Here’s the approach for building one as an AudioWorklet:

First, detect the level of the sidechain signal. A simple peak follower with attack and release times:

// In the processor's process() method
const sidechain = inputs[1]; // Second input is the sidechain
for (let i = 0; i < blockSize; i++) {
const sample = Math.abs(sidechain[0][i]);
if (sample > envelope) {
envelope += attackCoeff * (sample - envelope);
} else {
envelope += releaseCoeff * (sample - envelope);
}
}

Convert the envelope to a gain reduction value using the compressor’s threshold and ratio:

const dbLevel = 20 * Math.log10(Math.max(envelope, 1e-6));
let gainReduction = 0;
if (dbLevel > threshold) {
gainReduction = (dbLevel - threshold) * (1 - 1 / ratio);
}
const gain = Math.pow(10, -gainReduction / 20);

Multiply the main input by the computed gain:

for (let i = 0; i < blockSize; i++) {
output[0][i] = input[0][i] * gain;
}

Real-time audio processing in the browser has constraints that web developers aren’t used to:

The audio thread processes 128 samples every ~2.9ms (at 44.1kHz). Any garbage collection pause will cause an audible glitch. Rules:

  • Pre-allocate all buffers during construction, not in process()
  • Avoid creating objects — no new, no array literals, no string concatenation
  • Use typed arraysFloat32Array is your friend
  • No async operations — no fetch, no promises, no await

The main thread and audio thread communicate via MessagePort. This is asynchronous and should only be used for control changes (parameter updates, state changes), never for audio data.

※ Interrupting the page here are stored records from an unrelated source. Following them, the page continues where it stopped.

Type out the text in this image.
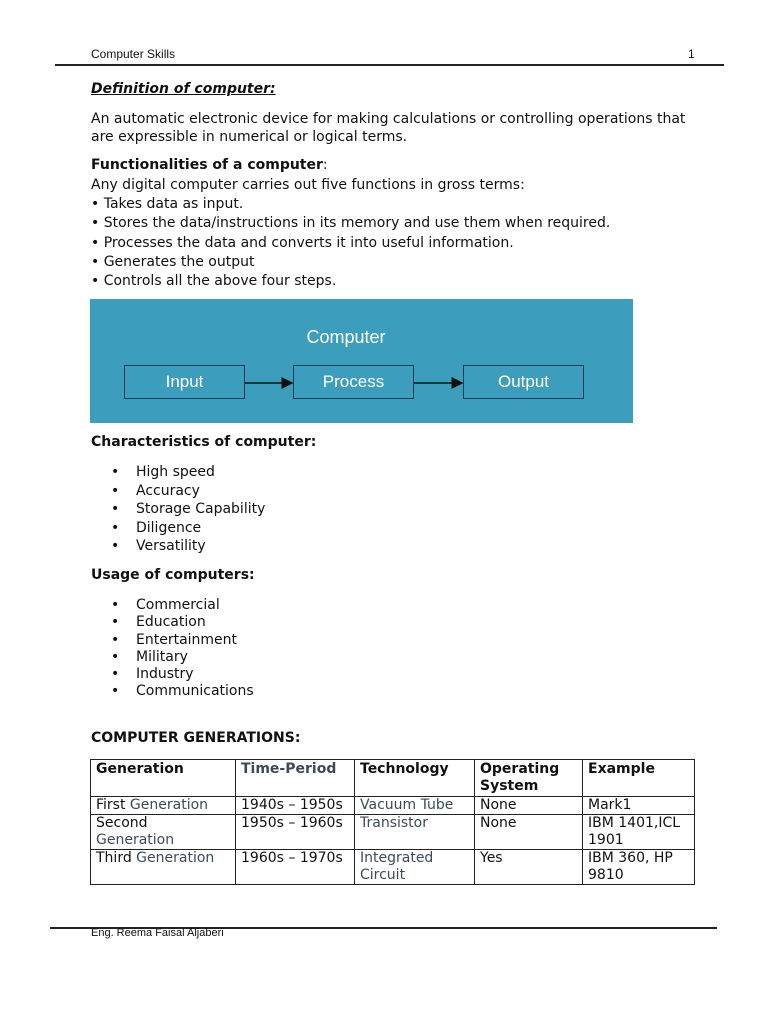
Computer Skills	1
Definition of computer:
An automatic electronic device for making calculations or controlling operations that are expressible in numerical or logical terms.
Functionalities of a computer:
Any digital computer carries out five functions in gross terms:
• Takes data as input.
• Stores the data/instructions in its memory and use them when required.
• Processes the data and converts it into useful information.
• Generates the output
• Controls all the above four steps.
Computer
Input	Process	Output
Characteristics of computer:
•	High speed
•	Accuracy
•	Storage Capability
•	Diligence
•	Versatility
Usage of computers:
•	Commercial
•	Education
•	Entertainment
•	Military
•	Industry
•	Communications
COMPUTER GENERATIONS:
Generation	Time-Period	Technology	Operating System	Example
First Generation	1940s – 1950s	Vacuum Tube	None	Mark1
Second
Generation	1950s – 1960s	Transistor	None	IBM 1401,ICL 1901
Third Generation	1960s – 1970s	Integrated Circuit	Yes	IBM 360, HP 9810
Eng. Reema Faisal Aljaberi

// Main thread → audio thread
node.port.postMessage({ type: 'setThreshold', value: -20 });
// Audio thread → main thread (for metering)
this.port.postMessage({ type: 'level', value: currentLevel });

For low-latency communication between threads (e.g., level metering), SharedArrayBuffer with Atomics avoids the overhead of message port serialisation:

// Shared between main thread and audio thread
const sharedBuffer = new SharedArrayBuffer(Float32Array.BYTES_PER_ELEMENT * 2);
const levels = new Float32Array(sharedBuffer);
// In the processor
Atomics.store(levels, 0, leftLevel);
Atomics.store(levels, 1, rightLevel);
  1. Cross-origin restrictions — AudioWorklet modules must be served from the same origin (or with proper CORS headers). This trips up many developers during development.

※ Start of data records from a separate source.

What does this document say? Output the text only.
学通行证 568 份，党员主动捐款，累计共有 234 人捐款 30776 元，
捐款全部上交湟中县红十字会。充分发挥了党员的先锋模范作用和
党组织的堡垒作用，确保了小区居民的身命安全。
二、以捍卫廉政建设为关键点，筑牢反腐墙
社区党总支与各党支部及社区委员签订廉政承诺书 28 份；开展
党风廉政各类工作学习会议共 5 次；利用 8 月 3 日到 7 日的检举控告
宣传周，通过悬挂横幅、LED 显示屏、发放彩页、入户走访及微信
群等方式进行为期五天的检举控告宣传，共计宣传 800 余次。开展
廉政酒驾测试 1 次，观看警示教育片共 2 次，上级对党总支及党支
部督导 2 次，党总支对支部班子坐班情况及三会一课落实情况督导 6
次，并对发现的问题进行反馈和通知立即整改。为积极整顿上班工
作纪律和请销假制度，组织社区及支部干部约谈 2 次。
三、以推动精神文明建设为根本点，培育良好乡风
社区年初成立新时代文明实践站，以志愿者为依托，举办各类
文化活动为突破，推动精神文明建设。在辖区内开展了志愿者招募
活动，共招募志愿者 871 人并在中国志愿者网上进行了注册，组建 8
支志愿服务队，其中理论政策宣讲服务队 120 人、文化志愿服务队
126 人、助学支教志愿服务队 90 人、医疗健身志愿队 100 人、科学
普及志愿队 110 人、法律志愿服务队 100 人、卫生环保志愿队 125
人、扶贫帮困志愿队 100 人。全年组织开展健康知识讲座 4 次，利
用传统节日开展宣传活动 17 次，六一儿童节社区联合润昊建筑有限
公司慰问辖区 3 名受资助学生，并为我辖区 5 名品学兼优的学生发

  2. Safari differences — Safari’s AudioWorklet implementation has quirks. Always test on WebKit. The sampleRate global may behave differently.

  3. Disconnection handling — When an AudioWorkletNode is disconnected, process() should return false to allow garbage collection. Returning true forever creates a memory leak.

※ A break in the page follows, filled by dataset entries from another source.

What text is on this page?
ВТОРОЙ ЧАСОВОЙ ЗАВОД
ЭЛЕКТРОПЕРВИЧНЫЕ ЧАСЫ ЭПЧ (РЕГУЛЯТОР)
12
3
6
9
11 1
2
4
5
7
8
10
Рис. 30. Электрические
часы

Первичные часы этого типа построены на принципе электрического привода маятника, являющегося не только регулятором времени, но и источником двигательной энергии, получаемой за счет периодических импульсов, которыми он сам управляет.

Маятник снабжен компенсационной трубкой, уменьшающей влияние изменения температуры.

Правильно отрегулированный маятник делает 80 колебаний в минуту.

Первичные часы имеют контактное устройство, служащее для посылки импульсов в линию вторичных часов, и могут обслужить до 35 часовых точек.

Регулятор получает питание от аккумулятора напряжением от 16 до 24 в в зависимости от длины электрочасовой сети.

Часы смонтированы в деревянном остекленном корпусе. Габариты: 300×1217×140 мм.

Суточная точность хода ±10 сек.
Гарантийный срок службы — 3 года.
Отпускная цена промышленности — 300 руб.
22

  4. Parameter smoothing — Abrupt parameter changes cause clicks. AudioParam’s built-in automation (linearRampToValueAtTime, exponentialRampToValueAtTime) handles this, but only for a-rate parameters.

For computationally intensive DSP (FFT, convolution, complex filters), compiling Rust or C++ to WebAssembly and calling it from the AudioWorklet gives you near-native performance:

// In the AudioWorklet processor
class WasmProcessor extends AudioWorkletProcessor {
constructor() {
super();
this.port.onmessage = async (e) => {
if (e.data.type === 'wasm') {
const module = await WebAssembly.instantiate(e.data.module);
this.dsp = module.instance.exports;
}
};
}
process(inputs, outputs) {
if (!this.dsp) return true;
// Copy input to WASM memory, process, copy back
this.dsp.process(inputs[0][0], outputs[0][0], 128);
return true;
}
}

This gives you the best of both worlds: the browser’s audio infrastructure with native DSP performance.